On Saturday afternoon, fishermen and concerned Kodiak residents gathered at Pier II to protest the location and timing of the Navy Training in the Gulf of Alaska. The Sun’aq Tribe helped to organize the event with the help of skippers and crew members alike.
On board the Mythos, a voice comes on over the radio telling vessels to tie together in front of pier 2.
We make our way into a line, where we face the crowd of about 33 people lined up on the dock in front of their cars. Crewmembers hurry to raft up the boats. Once they are secured and the rush to avoid collision is over, I climb down to the deck and speak to Mythos crewmember Rolf Hanning.
Hanning is a newcomer to both Alaska and fishing and came out to take a stand alongside his skipper and crew.
“I don’t think it’s a very good idea to kill all the fish that this whole economy runs on, and beyond that, we know it’s bad for the environment, we know that they could do it somewhere else, it’s the United States government, they can bomb wherever they want. Why are they doing it right here? It doesn’t make any sense,” says Hanning.
Fisherman Chuck McWethy also thinks the Navy training could take place elsewhere.

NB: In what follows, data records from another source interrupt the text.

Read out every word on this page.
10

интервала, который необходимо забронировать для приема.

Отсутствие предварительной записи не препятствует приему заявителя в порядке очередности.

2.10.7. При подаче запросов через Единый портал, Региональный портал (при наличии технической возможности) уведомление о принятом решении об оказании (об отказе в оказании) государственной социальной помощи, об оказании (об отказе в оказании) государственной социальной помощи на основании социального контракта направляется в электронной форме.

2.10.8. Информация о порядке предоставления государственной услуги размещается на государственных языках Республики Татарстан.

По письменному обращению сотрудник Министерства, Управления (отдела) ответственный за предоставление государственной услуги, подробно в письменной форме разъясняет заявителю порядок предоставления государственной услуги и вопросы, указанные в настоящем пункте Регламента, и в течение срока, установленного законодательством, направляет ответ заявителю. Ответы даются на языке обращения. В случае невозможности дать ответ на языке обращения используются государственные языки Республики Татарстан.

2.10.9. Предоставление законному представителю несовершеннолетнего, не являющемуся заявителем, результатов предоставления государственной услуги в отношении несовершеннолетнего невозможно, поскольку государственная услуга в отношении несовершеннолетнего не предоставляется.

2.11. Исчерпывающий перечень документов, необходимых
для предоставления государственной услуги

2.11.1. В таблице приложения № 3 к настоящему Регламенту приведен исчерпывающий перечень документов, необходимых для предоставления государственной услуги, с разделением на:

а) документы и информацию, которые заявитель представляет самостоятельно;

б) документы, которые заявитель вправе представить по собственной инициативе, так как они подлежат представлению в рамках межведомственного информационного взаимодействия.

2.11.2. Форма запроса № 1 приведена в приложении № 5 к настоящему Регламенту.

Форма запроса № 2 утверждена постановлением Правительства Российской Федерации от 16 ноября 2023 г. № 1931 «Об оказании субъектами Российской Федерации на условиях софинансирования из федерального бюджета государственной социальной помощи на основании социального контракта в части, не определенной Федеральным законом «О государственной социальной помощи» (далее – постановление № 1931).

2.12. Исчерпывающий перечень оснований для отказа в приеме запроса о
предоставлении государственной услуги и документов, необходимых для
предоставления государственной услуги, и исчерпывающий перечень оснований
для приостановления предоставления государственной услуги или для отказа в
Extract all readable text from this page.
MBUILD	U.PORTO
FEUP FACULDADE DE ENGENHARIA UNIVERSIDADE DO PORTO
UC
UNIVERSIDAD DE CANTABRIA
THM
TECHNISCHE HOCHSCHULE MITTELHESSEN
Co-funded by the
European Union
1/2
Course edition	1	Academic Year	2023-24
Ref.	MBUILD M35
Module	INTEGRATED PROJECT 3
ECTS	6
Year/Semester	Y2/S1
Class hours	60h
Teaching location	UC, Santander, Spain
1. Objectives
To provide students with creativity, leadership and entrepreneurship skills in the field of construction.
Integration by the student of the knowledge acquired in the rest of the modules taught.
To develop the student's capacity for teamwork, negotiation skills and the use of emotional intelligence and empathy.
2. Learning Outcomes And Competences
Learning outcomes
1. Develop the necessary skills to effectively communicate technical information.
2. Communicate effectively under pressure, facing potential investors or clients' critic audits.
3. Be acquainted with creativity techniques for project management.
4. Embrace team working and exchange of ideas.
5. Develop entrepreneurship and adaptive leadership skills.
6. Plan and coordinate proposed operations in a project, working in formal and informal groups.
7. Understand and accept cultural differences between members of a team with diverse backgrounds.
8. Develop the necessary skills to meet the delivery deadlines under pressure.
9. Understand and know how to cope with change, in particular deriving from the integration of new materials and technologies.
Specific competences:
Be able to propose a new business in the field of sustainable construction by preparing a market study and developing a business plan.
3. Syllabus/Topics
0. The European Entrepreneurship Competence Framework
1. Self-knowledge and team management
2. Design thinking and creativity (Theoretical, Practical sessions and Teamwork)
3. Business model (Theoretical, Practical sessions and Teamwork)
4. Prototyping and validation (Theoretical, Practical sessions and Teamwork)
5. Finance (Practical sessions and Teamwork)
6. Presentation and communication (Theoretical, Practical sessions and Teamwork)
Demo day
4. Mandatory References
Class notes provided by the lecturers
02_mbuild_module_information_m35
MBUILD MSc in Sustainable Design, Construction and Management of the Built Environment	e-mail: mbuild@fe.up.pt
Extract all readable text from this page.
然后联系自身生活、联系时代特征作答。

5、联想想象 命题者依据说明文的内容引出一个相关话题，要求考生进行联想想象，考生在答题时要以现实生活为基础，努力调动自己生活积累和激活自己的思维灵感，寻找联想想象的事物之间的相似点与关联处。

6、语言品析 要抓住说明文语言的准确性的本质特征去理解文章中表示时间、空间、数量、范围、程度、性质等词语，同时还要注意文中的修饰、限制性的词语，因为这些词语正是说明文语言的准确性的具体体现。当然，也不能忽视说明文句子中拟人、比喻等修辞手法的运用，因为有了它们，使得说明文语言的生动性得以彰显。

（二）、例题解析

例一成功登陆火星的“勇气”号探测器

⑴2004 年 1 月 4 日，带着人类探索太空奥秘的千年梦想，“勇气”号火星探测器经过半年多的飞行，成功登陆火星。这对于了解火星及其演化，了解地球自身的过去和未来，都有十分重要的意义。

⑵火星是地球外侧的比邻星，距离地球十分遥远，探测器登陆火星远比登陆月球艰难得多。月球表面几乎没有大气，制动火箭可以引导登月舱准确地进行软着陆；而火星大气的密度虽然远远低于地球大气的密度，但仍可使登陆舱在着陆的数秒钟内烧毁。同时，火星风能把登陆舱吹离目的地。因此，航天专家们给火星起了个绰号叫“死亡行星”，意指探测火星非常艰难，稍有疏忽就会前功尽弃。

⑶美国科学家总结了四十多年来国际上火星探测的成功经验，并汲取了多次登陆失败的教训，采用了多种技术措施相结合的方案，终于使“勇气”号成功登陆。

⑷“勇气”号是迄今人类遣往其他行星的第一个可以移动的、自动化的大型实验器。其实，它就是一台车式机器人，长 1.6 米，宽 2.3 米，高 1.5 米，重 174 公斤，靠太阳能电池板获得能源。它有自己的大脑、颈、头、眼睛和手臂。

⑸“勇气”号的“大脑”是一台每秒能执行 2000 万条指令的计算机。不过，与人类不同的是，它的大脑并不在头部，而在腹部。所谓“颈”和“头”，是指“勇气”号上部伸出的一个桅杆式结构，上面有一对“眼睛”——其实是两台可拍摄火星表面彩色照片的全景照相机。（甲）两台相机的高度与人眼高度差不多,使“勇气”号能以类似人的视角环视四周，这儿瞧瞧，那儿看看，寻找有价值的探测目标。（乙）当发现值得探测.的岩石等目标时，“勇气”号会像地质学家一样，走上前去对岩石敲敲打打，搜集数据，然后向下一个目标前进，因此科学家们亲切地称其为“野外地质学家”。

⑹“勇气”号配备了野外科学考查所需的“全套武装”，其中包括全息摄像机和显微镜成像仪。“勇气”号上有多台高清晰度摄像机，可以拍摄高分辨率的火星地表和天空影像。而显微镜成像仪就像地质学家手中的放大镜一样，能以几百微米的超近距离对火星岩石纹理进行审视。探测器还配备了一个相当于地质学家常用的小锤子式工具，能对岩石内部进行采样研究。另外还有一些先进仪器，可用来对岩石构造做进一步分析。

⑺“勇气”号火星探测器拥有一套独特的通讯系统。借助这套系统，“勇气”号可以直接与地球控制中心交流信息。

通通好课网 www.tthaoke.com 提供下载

“If they want to go blow up their bombs, they can figure out where there’s less sea life, where there’s less commercial product available for harvest that has a real, real good possibility of being affected by it,” says McWethy.
I hop from boat to boat to talk to protestors. Around me, crewmembers shoot flares into the sky, release orange smoke bombs, and honk their horns. Cars on the pier respond.
I end up on a vessel captained by McWethy’s son, Quinnan.
He says he just heard about the Navy training and doesn’t know much about it, but he’s there to support the fishing community.
“The only way we can actually achieve anything is if everyone gets together,” says McWethy. Whether it’s striking for prices of salmon or standing up to this, I know that everyone’s kinda coming together for something and I stand behind the fishing fleet and what they want to do.”
Wrapped up in the interview, we hear the shout that they’re cutting the boats loose a little too late. One of the fishermen offers me a skiff ride and delivers me to a ladder at pier 2. I climb my way up to the protest on land, where things are winding down.
Vice-Chair of the Sun’aq Tribe of Kodiak Council, John Reft, is among the crowd and says he has a personal history fishing in Portlock Bank, one of the areas where the Navy plans to train. He says King Crab comes in through there and the Navy could disturb the crab as well as other sea life.
“They’re gonna diminish the possible stocks when we’re trying to build this island back up for the King crab like it used to be,” says Reft. “You cannot take a chance with all those bombs and stuff that they’re going to use.”
Council Chair, Sophie Frets, is also at the protest, and says she saw a united front from the fishermen.
“They’re from totally different boat aspects, the trawlers, and the jiggers, and the salmon fishermen all together united to speak up and say this is not a game, that we need this to exist, so they got together in a way that I’m very proud that we were able to see it,” says Frets.
Frets says the Sun’aq Tribe put in a request to the United States Department of Defense for a formal consultation and hopes to get the Navy to listen to their concerns. She says the tribe is still waiting to hear back from officials.
Kayla Deroches is a reporter at KMXT in Kodiak.